あまのうずめ

オリヲン座からの招待状のあまのうずめのレビュー・感想・評価

オリヲン座からの招待状(2007年製作の映画)
3.2
留吉は昭和25年から半世紀続いた「オリヲン座」を閉館することとなり謝恩最終興業を行うと案内状を各位に送る。受け取ったヨシエは夫に一緒に行ってその後別れましょうと誘う。昭和32年、大津から出て来た留吉は食べるものも無く、オリヲン座の松蔵に雇ってくれと頼み込んだ。


▶︎浅田次郎原作短編小説を映画化。凛とした宮沢りえが美しい。

オリヲン座の松蔵・トヨ夫婦と留吉の部分とオリヲン座に通うヨシエとユウジの部分が上手く噛み合っていない感が強かった。

テレビ台頭による映画館離れ、松蔵以後のトヨと留吉への風当たりは、時を変えて今も通ずるものがあり身につまされる。

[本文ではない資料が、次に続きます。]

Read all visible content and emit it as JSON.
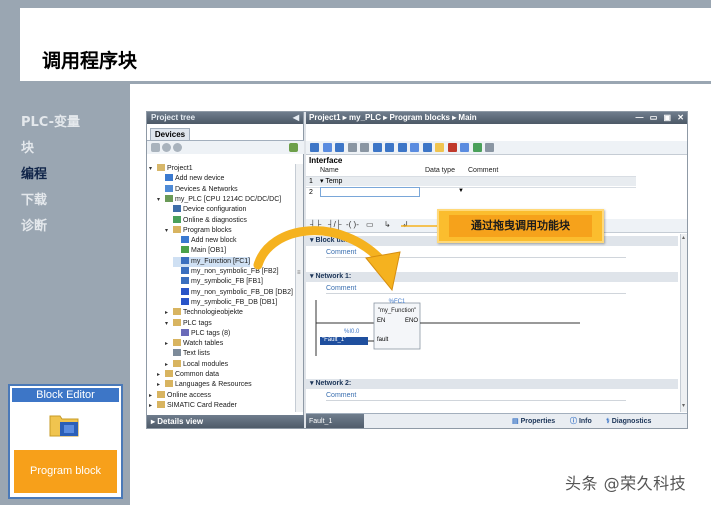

今作の目玉は配給会社を越え『君の名は』『二十四の瞳』『無法松の一生』等々の作品が流される点だ。娯楽が映画しかなかった時代に観客がスクリーンを見つめるシーン、フィルムだった時代の映写技師の仕事シーンを含む貴重な証言となっている。この部分の為に逆に原作を探したようにすら思う。

松蔵が削った鰹節をトヨが受け取り料理するところ好きだ。上原ひろみの「PLACE TO BE」のテーマ曲も良かった。

WOWOWの『浅田次郎特集』にて鑑賞。